Di sisi lain mengabaikannya akan memunculkan sifat apatis dan statis. Dan menjadi menarik di sini jika si apatis bertemu dengan si dinamis. Akan membutuhkan perjalanan yang panjang dan waktu yang lama untuk mencapai titik temu sehingga akan menghasilkan kisah yang luar biasa. Maka bisa kita sebut bahwa kita lahir untuk membuat kisah bukan untuk bersandiwara. Karena sandiwara hanya potongan kecil dari kisah. Maka adanya sisipan sandiwara ini yang membuat pelaku mampu tersenyum di tengah kepungan pilu, mampu merajuk dalam badai amarah, dan mampu terbahak di antara tangis yang hebat. Kisah akan banyak dihiasi hal mungkin dan musykil karena kekuatan seseorang menempuh perjalanan dan bertahan di antara keringnya waktu. Kisah, perjalanan, dan waktu menerjemahkan pertemuan antara ingin dan seharusnya. Terkadang nampak seiring namun seringkali bersebrangan. Ingin terwujud dalam situasi penuh pemikiran, pertimbangan akan kelayakan seharusnya. Seharusnya merupakan kumpulan opini di suatu waktu yang mengalami pergeseran nilai, nilai mutlaknya adalah relativitas. Seharusnya bukan kebenaran. Seharusnya adalah muara ingin dari opini yang disepakati. Maka, sejarah mencatat kisah-kisah yang nilainya saling bertabrakan namun menjadi nilai yang dianut masyarakat pada jamannya. Jadi, memungut kisah bukan berarti seutuhnya menjadi nilai diri, perjalanan kita, waktu kita berperan penting untuk menentukan langkah yang akan kita lakukan mengenai sebuah kisah. Kisah dan kasih juga terdiri dari huruf yang sama dengan makna berbeda. Maka kesan tak berlebihan jika dimaknai dari kisah kasih itu sendiri. Perjalanan waktu yang akan menentukan sebuah kisah akan terhenti pada bendungan kasih. Akhir perjalanan untuk melenakan diri, melesapkan waktu, mengartikan diri dan melakukan kolaborasi secara mendalam dalam merangkai kisah di waktu perjalanan selanjutnya.

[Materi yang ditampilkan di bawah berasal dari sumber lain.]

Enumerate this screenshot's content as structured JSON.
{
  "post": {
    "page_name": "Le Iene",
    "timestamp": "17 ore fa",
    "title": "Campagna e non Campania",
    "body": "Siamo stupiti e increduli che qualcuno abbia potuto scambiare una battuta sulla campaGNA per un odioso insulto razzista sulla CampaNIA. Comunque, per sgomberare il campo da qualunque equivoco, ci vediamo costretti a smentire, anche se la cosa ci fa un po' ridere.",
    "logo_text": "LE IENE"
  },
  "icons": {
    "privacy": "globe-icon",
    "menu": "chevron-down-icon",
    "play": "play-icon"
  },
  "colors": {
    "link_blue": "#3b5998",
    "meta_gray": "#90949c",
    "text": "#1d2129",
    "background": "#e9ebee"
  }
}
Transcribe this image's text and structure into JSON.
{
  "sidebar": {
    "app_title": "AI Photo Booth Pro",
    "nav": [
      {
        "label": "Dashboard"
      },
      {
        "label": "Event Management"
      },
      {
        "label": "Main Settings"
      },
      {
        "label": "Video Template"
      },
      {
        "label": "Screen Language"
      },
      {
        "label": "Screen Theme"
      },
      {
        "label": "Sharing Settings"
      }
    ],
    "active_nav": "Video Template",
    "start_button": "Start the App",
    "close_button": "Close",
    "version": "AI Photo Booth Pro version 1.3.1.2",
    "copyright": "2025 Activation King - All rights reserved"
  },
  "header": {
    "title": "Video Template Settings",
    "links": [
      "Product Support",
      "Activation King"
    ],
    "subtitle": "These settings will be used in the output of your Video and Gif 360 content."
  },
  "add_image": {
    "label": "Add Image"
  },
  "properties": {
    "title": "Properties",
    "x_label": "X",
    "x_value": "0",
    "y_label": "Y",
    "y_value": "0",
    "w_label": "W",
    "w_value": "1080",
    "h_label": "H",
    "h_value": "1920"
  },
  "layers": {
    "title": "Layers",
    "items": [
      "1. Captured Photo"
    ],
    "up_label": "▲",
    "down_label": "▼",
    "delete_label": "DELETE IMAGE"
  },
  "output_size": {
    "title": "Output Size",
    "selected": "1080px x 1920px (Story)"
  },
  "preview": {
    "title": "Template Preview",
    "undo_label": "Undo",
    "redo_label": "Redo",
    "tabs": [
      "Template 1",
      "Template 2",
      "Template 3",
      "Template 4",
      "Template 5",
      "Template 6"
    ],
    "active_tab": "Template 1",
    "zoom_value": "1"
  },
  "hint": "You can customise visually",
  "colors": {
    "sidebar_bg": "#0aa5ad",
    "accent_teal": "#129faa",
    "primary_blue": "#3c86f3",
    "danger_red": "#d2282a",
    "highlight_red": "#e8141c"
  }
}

Kasih sebagai jembatan perbedaan masing-masing orang dengan perjalanan, kisah dan waktu yang tak sama. Walaupun bahasa kasih itu terbata untuk dipahami, kasih mempunyai relativitas yang rentangannya lebih sempit. Karena kasih masing-masing yang mempunyai perbedaan perjalanan, waktu, dan kisah berbeda berusaha saling mendekat. Sekalipun tak benar-benar menyatu, setidaknya mempunyai kesaling pengertian yang lebih toleran hingga aku itu mendayu di kita. Maka ingin kita seharusnya bisa di diskusikan tidak harus melalui inginku sendiri atau inginmu. Maka relativitasnya akan menarik dan melebur kita pada kisah yang bertautan, itu mendamaikan. Memudahkan penerapan tata tertib RT lebih aplikatif. Menjadikan keamanan bukan sekedar deretan huruf.

Dan kita telah dibiasakan memahami kisah, kasih, dan apapun dengan deretan huruf. Bukan rasa. Maka ada statemen rancu yang merusak maknanya; aku marah sama kamu karena aku sayang sama kamu. Statemen ini rancu. Akankah rasa sayang bisa diberikan melalui sebuah kemarahan? Karena sayang adalah sesuatu yang menyentuh hati, maka diperlukan hati yang penuh kasih sayang untuk menyampaikannya, bukan mulut yang penuh kalimat-kalimat basa-basi.

Waktu yang akan mengajari bagaimana kita bisa merangkai kisah perjalanan yang penuh kasih. Jika kita mengijinkan Sang Pencipta menggoreskan pena kasih dalam hati kita, bukan sekedar membuka hati tanpa sesuatupun tercetak di dalamnya. Dan berhentilah mengeluarkan statemen yang bernilai basa-basi/lip service. Karena hati bisa menangkap rasanya. Jangan biarkan ekspresi orang mengecoh kita dan menganggap kita telah melakukan hal yang benar. Bisa jadi ekspresi ditunjukkan karena sang penikmat telah bosan berhadapan dengan kita. Biar kita segera menghentikan amunisis kata-kata maka pura-pura mengerti, pura-pura patuh menjadi pilihan sang penikmat. Sang penikmat tahu bahwa kita hanya bisa berkata-kata. Kita sendiri jauh dari apa yang kita katakan.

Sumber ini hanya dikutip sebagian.